Image: Naughty Dog/Sony Computer Entertainment America via Polygon
The second part of the game is non-linear. Ellie kills Alice the German Shepherd, Mel, and Owen right before the play switches over to my control of Abby. I then spend hours getting to know these characters, and that happens after I know they will die.
I allowed myself to forget, for a moment, about their ultimate fate. I went on these journeys with them all the same, because in those moments, their life means more than their death. Who they were, and what they were trying to do, is more important than how they meet their end. These are the faceless folks that I have been demonizing the entire time, and I wanted to actually meet them. I’m glad I did, as they made my lack of thought about previously killing them feel particularly selfish.
This is how we all live
Here’s the truth of life: We’ve all been spoiled as well. We know our parents will die, if they’re still alive. We adopt animals knowing they won’t be with us as long as we’d like. We know, for a fact, that we ourselves will one day die.

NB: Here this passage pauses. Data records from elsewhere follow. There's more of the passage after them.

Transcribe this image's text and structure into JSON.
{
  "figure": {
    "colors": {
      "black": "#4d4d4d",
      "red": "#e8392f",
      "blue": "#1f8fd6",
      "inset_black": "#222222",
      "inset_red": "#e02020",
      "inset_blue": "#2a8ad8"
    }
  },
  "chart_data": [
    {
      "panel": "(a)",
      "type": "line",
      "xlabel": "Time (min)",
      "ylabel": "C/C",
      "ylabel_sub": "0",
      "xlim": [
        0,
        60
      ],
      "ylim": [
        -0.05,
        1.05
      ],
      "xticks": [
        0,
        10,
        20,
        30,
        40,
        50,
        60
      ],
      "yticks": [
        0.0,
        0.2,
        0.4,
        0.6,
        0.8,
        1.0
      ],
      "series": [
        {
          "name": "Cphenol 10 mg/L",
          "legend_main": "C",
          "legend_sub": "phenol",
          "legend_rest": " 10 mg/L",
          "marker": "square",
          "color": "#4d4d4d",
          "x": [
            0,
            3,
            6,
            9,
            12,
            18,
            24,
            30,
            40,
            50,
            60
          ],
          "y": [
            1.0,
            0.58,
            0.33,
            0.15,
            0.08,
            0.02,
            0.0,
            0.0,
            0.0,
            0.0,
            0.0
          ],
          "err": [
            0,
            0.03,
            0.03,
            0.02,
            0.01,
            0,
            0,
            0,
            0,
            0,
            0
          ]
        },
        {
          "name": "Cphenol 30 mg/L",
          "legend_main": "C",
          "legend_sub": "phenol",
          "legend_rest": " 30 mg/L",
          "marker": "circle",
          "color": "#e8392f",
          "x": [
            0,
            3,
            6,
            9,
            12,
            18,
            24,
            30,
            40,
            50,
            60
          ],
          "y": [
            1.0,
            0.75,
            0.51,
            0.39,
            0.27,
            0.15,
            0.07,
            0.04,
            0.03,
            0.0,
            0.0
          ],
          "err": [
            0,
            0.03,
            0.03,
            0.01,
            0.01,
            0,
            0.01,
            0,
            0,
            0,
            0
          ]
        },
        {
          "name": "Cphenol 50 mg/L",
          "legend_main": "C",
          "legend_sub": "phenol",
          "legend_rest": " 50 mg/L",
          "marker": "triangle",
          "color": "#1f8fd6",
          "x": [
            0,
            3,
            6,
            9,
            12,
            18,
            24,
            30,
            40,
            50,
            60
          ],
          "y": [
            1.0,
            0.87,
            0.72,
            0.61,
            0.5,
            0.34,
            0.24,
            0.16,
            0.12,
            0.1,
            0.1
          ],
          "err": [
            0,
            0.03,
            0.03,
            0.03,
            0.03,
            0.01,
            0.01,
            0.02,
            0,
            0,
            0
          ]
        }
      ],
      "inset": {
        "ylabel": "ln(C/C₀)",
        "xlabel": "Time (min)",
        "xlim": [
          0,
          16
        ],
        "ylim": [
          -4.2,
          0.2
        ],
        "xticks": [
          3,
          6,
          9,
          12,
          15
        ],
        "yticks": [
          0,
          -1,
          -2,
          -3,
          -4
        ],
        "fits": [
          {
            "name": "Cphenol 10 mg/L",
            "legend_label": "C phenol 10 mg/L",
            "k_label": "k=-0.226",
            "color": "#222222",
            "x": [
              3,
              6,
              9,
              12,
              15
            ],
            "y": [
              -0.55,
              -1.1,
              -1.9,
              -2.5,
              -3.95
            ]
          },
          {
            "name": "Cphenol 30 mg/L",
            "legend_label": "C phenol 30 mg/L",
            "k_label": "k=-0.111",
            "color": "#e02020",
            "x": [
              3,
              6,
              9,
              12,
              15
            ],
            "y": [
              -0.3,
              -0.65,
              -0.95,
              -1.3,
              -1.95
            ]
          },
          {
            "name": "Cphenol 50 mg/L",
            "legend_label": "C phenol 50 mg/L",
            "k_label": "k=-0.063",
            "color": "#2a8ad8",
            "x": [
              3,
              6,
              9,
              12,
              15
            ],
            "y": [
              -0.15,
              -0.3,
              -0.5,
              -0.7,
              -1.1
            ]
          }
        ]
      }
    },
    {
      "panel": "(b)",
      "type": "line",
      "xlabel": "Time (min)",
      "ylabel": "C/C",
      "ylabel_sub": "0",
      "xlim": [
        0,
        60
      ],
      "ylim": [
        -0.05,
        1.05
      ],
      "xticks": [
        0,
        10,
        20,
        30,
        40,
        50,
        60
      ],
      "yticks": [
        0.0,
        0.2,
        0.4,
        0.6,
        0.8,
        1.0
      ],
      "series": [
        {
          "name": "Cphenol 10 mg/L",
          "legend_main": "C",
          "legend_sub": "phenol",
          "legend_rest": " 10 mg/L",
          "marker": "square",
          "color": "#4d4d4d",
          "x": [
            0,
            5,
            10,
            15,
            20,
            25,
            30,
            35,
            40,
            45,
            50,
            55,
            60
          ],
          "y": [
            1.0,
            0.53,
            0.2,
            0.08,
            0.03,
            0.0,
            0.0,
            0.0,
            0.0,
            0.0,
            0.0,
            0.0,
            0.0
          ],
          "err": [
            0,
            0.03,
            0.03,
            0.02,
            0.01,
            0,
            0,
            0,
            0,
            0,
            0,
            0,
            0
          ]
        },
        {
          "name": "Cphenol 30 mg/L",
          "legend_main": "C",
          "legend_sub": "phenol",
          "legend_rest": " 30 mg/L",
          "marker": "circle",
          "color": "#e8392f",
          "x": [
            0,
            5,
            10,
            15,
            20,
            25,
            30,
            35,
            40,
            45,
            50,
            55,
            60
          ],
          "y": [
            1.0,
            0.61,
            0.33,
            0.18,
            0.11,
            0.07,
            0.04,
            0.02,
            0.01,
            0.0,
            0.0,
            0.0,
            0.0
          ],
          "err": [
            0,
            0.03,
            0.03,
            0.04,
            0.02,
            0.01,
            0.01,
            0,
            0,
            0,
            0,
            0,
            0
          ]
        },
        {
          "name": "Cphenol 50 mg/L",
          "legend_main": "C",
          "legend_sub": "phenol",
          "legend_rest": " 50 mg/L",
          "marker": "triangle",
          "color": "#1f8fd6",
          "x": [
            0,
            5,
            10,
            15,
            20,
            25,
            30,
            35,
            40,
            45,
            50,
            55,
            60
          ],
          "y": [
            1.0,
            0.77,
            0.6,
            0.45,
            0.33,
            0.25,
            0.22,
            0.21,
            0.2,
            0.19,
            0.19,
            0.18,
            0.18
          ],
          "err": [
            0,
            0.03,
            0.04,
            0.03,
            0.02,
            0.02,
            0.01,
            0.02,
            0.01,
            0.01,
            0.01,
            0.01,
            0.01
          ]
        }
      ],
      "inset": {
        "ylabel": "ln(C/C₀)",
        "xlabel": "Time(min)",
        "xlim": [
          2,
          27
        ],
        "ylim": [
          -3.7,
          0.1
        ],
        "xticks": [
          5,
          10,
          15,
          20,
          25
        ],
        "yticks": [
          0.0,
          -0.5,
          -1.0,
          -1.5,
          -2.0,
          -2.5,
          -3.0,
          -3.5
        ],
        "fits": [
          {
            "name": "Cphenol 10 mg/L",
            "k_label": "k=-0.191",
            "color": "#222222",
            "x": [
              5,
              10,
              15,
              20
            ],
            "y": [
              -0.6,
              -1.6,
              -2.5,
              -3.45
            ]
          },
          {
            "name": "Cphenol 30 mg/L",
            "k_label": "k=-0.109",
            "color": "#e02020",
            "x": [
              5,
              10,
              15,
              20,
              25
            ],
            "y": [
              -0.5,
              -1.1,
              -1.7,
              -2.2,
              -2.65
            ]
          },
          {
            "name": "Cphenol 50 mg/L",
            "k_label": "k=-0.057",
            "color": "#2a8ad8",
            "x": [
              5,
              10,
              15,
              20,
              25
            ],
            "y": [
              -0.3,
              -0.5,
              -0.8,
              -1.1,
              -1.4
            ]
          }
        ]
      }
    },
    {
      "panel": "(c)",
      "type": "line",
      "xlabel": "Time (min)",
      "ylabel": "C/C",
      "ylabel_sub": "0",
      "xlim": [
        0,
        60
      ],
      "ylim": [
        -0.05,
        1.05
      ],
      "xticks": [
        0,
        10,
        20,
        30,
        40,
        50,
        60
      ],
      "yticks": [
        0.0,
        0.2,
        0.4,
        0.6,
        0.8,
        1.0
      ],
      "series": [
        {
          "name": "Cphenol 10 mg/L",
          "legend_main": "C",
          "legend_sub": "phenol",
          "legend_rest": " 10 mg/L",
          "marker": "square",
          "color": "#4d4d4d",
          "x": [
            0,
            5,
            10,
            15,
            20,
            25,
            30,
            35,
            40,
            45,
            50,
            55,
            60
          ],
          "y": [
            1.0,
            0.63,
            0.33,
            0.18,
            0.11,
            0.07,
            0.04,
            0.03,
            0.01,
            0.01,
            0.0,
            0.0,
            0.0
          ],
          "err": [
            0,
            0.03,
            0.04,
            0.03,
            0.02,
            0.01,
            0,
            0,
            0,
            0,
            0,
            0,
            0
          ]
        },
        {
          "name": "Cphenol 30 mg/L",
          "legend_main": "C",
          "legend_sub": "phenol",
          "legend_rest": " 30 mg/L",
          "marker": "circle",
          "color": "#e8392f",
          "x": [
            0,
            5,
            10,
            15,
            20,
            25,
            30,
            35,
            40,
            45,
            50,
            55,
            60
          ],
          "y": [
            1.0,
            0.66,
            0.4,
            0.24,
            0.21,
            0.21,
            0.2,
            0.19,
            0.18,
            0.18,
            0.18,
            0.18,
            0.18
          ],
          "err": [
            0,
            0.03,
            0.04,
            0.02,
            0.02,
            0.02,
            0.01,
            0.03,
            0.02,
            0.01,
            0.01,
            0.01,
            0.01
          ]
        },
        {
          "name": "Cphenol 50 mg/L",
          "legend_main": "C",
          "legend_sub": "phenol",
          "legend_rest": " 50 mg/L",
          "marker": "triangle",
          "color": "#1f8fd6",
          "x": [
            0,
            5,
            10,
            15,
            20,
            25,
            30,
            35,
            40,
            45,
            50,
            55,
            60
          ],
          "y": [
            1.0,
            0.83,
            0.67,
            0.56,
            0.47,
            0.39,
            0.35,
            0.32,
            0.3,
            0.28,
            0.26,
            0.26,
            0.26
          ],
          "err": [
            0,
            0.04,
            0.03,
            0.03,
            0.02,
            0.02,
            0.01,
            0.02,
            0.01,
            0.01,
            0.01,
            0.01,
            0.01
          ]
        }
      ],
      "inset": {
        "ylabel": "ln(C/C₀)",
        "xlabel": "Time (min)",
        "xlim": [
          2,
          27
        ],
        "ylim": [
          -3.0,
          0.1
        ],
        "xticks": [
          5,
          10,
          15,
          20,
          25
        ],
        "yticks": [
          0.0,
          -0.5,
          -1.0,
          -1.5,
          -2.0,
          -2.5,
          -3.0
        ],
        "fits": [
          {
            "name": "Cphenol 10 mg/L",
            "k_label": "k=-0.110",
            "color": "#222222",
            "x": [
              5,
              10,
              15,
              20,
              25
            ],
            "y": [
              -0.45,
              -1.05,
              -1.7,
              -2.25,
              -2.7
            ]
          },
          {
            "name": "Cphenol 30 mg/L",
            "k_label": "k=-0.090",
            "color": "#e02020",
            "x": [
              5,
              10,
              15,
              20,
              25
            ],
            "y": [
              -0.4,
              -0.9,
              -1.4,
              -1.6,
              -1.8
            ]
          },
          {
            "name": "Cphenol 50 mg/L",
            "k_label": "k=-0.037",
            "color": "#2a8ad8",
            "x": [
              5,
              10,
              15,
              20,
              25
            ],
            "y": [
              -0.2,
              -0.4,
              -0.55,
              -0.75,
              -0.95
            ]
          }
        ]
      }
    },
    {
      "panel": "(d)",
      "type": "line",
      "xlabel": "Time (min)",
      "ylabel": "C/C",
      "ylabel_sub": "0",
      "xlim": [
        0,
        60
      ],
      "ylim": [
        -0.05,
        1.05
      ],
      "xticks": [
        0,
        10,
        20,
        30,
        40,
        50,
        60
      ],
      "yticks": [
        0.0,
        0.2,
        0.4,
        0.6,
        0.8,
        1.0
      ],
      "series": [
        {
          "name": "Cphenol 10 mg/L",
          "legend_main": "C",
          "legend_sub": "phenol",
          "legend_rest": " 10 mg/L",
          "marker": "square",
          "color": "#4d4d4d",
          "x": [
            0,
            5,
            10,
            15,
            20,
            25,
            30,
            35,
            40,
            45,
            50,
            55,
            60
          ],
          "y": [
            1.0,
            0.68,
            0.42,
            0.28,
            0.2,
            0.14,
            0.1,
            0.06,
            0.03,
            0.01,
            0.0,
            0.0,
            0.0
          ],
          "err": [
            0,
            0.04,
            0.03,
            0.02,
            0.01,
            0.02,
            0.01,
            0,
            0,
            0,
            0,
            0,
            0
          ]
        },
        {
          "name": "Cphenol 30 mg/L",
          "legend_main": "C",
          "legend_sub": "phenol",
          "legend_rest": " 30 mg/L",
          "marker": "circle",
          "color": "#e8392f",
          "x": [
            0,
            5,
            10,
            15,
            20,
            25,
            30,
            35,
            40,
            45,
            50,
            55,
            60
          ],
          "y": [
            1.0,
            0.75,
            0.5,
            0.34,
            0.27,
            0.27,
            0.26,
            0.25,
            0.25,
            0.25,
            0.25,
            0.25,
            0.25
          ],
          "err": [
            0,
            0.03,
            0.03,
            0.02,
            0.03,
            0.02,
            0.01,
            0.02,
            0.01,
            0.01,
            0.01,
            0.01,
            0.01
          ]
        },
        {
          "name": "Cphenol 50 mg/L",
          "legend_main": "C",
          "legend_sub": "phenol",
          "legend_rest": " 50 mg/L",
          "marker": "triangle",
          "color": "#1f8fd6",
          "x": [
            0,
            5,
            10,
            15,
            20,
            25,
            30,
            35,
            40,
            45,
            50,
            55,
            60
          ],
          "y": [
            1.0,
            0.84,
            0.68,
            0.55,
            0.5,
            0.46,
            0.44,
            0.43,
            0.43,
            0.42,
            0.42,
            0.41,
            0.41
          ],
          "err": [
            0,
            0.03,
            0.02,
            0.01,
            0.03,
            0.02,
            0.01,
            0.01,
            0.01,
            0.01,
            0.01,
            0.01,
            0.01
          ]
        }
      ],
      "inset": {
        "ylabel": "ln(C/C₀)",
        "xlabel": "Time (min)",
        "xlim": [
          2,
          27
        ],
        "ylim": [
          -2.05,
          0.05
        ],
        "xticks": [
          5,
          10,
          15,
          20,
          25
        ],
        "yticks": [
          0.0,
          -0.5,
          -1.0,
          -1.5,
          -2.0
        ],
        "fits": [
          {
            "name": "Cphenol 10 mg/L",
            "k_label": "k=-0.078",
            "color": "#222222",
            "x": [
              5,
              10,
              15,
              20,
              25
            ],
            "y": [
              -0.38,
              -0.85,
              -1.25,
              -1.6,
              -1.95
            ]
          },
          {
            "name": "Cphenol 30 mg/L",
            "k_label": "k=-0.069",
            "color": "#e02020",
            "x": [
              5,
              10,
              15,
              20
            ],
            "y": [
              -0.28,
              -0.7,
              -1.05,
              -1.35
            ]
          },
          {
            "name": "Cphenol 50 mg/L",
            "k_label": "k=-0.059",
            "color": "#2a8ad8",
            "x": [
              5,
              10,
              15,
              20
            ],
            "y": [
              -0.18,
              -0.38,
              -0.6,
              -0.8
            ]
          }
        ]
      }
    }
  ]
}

Knowing what’s going to happen doesn’t lessen the impact of any of those things happening. It’s not the event itself that is the most important thing, or the hardest to deal with.
Going into a game like this after being spoiled feels natural in that context. I went in curious: I didn’t know how the game was going to keep my attention for 30 hours, and whether it could drag me through its horrific depths even though I wasn’t hanging onto the question of what would happen next. It didn’t hurt that the spoilers were never totally accurate; there was still room for me to be surprised.
I kept returning for the little moments, not the big events. A conversation between two characters about their feelings and pain, a joke that makes an impossible moment bearable, a song on the guitar. Knowing that each of these tiny moments takes place with characters I know won’t make it gives their eventual death more meaning, not less.
We never know how much time we’ll have with a loved one until it’s too late. But I cheated, and made sure to cherish every moment I had left with Joel. It made the game better, and the loss hit like a sledgehammer once I realized how wrong I was about its timing.
That’s the problem with knowing what’s going to happen; we still never see it coming.